Mes collègues féminins comme masculin, voulurent avoir ma tête, mais une bite en sang n’est pas gênante pour moi mais l’idiot qui l’a sortie. Les mains baladeuses sont toujours là, en public mais en priver ils tiennent trop à leur membre pour ça. Les seules personnes agréables, sont les aides-soignants masculins qui ne peuvent pas profiter de leur position pour me ploter. Mais une fois, qu’ils ont compris, que je ne coucherai pas avec eux, parce qu’ils sont gentils, ils m’ont très vite abandonné. Ceux-ci me traitent d’allumeuse et de pute dans mon dos.
J’aime mon travail et aider les gens de façon générale. Dommage que mes collègues froids, condescendants, dragueurs, harceleurs et lourdauds m'enlèvent une grande partie de ce plaisir. Mais ç'aurait pu être pire, je ne sais pas comment.
J'ai aucun ami au boulot, ou dans la vie en règle générale, seule Victoire me tient compagnie quand elle ne traîne pas avec Noah. Ces deux-là s'entendent comme des jumeaux, et le fait qu'ils y aient quatre ans de différence entre eux ne se ressent pas.
Je dois encore arrêter de rêvasser, car malgré ma démarche nonchalante et la lenteur du bus, je suis arrivée à l'hôpital. Une fois là-bas, je n'ai pas le temps de penser à des choses futiles, et c'est plutôt une bonne chose, en ces jours assez monotones.
La journée est finie, le soir est tombé. Je n’ai pas rencontré le prince charmant aujourd’hui. Juste vu des gens mourir, souffrir et je n’avais que mon sourire, ainsi quelque soin bénin à offrir. J’ai perdu ma carte de bus et je n’ai pas de quoi prendre un ticket, la chauffeuse m’a refusé l’entrée avec mépris. Donc je dois marcher, mais ce n'est pas si grave ou ça aurait pu être pire. Je n’en suis pas sûr mais je suppose que malgré tout ça j’ai la santé et c’est l’essentiel.
Je rentre chez moi d'une démarche nonchalante, après tout, pourquoi je me presse pour rentrer ?! Peut-être parce qu'il y a de la lumière chez moi. En voyant cette lumière, je me précipite et me voilà déjà en train d'étouffer dans mes bras mon petit frère adoré. Celui-ci ne dit rien et, lorsque je le libère de mon étreinte, il lâche :
—Désolé d'être retourné.
— Je ne t'en veux pas !
Répondis-je étonnée.
—Ah bon, c'est pour ça que tu as essayé de m'étouffer avec tes deux air-bacs ?

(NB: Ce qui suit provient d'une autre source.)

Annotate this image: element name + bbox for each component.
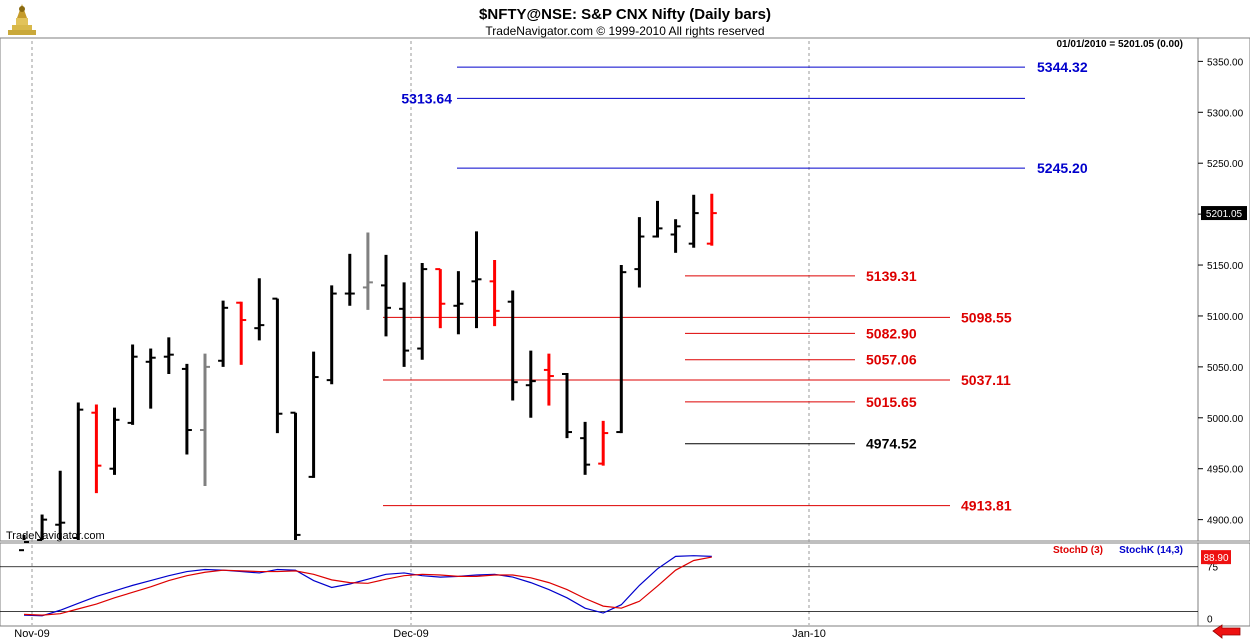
- price-level-label: 5245.20: [1037, 160, 1088, 176]
- indicator-y-tick-label: 75: [1207, 563, 1219, 574]
- price-level-label: 5313.64: [401, 90, 452, 106]
- last-price-box: [1201, 206, 1247, 221]
- price-axis-panel: [1197, 37, 1250, 542]
- y-tick-label: 5000.00: [1207, 414, 1244, 425]
- y-tick-label: 5050.00: [1207, 363, 1244, 374]
- price-level-label: 5037.11: [961, 372, 1011, 388]
- watermark: TradeNavigator.com: [6, 530, 105, 542]
- last-price-label: 5201.05: [1206, 209, 1243, 220]
- x-tick-label: Dec-09: [393, 628, 428, 640]
- y-tick-label: 4950.00: [1207, 465, 1244, 476]
- x-tick-label: Jan-10: [792, 628, 826, 640]
- date-axis: Nov-09 Dec-09 Jan-10: [14, 628, 826, 640]
- chart-title: $NFTY@NSE: S&P CNX Nifty (Daily bars): [479, 6, 771, 23]
- y-tick-label: 5150.00: [1207, 261, 1244, 272]
- indicator-last-value-label: 88.90: [1203, 553, 1228, 564]
- scroll-left-arrow-icon[interactable]: [1212, 624, 1241, 639]
- price-level-label: 4974.52: [866, 436, 917, 452]
- quote-readout: 01/01/2010 = 5201.05 (0.00): [1057, 39, 1184, 50]
- chart-subtitle: TradeNavigator.com © 1999-2010 All right…: [485, 24, 764, 38]
- indicator-series-line: [23, 556, 712, 616]
- y-tick-label: 5350.00: [1207, 57, 1244, 68]
- price-level-label: 5057.06: [866, 352, 917, 368]
- y-tick-label: 5100.00: [1207, 312, 1244, 323]
- price-level-label: 5344.32: [1037, 59, 1088, 75]
- y-tick-label: 5300.00: [1207, 108, 1244, 119]
- legend-stochd: StochD (3): [1053, 545, 1103, 556]
- price-level-label: 5015.65: [866, 394, 917, 410]
- price-level-label: 4913.81: [961, 498, 1012, 514]
- price-axis: 4900.00 4950.00 5000.00 5050.00 5100.00 5150.…: [1198, 57, 1247, 527]
- price-level-label: 5082.90: [866, 325, 917, 341]
- indicator-y-tick-label: 0: [1207, 615, 1213, 626]
- tradenavigator-logo-icon: [8, 4, 36, 35]
- y-tick-label: 4900.00: [1207, 516, 1244, 527]
- ohlc-bars: [19, 193, 717, 552]
- y-tick-label: 5250.00: [1207, 159, 1244, 170]
- price-plot-area: [0, 37, 1199, 542]
- price-level-label: 5098.55: [961, 309, 1012, 325]
- indicator-last-value-box: [1201, 550, 1231, 565]
- gridlines: [31, 41, 810, 625]
- legend-stochk: StochK (14,3): [1119, 545, 1183, 556]
- indicator-series-line: [23, 555, 712, 617]
- price-level-label: 5139.31: [866, 268, 917, 284]
- indicator-plot-area: [0, 542, 1199, 627]
- stochastic-indicator: 0 75 StochD (3) StochK (14,3) 88.90: [0, 545, 1231, 626]
- price-levels: 5344.32 5313.64 5245.20 5139.31 5098.55 5082.…: [383, 59, 1088, 514]
- x-tick-label: Nov-09: [14, 628, 49, 640]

Je ne réponds pas, je me contente d’avoir un sourire béat. Je suis heureuse de le voir, malgré ses moqueries sur mon imposante poitrine.

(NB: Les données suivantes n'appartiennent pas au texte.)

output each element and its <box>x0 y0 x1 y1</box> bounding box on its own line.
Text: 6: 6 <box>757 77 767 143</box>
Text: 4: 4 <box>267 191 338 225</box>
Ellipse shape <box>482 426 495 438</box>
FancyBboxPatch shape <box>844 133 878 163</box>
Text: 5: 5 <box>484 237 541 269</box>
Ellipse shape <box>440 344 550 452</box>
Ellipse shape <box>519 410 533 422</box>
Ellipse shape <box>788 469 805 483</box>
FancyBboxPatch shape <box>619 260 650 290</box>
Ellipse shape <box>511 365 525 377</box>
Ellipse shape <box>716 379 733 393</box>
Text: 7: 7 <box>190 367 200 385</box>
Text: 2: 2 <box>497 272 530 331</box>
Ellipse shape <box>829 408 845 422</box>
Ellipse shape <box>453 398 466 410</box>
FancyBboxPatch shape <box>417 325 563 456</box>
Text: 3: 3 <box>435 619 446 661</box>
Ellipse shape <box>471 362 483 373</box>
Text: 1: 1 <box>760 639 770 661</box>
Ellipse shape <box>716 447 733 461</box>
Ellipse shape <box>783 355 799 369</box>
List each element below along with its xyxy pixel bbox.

Victoire aussi, je veux la prendre dans mes bras, mais celle-ci s'amuse à esquiver mon étreinte plusieurs fois, par pure sadisme de ne pas m’accorder ce que je désire. Mais je veux ce câlin, alors je lui cours après dans la maison. Elle crie : « Au viol ! Au viol ! », en se retenant de ne pas mourir de rire. Je finis par l’attraper pour lui faire son câlin qui est accompagné d'une pluie de fous rires.
Nous finissons la soirée en jouant aux cartes et en parlant de leurs vacances. Là, pour la première fois depuis un moment, je n'ai pas à être optimiste et penser que la vie était belle. Je n'ai pas besoin de cet effort, car ce soir la vie est vraiment belle.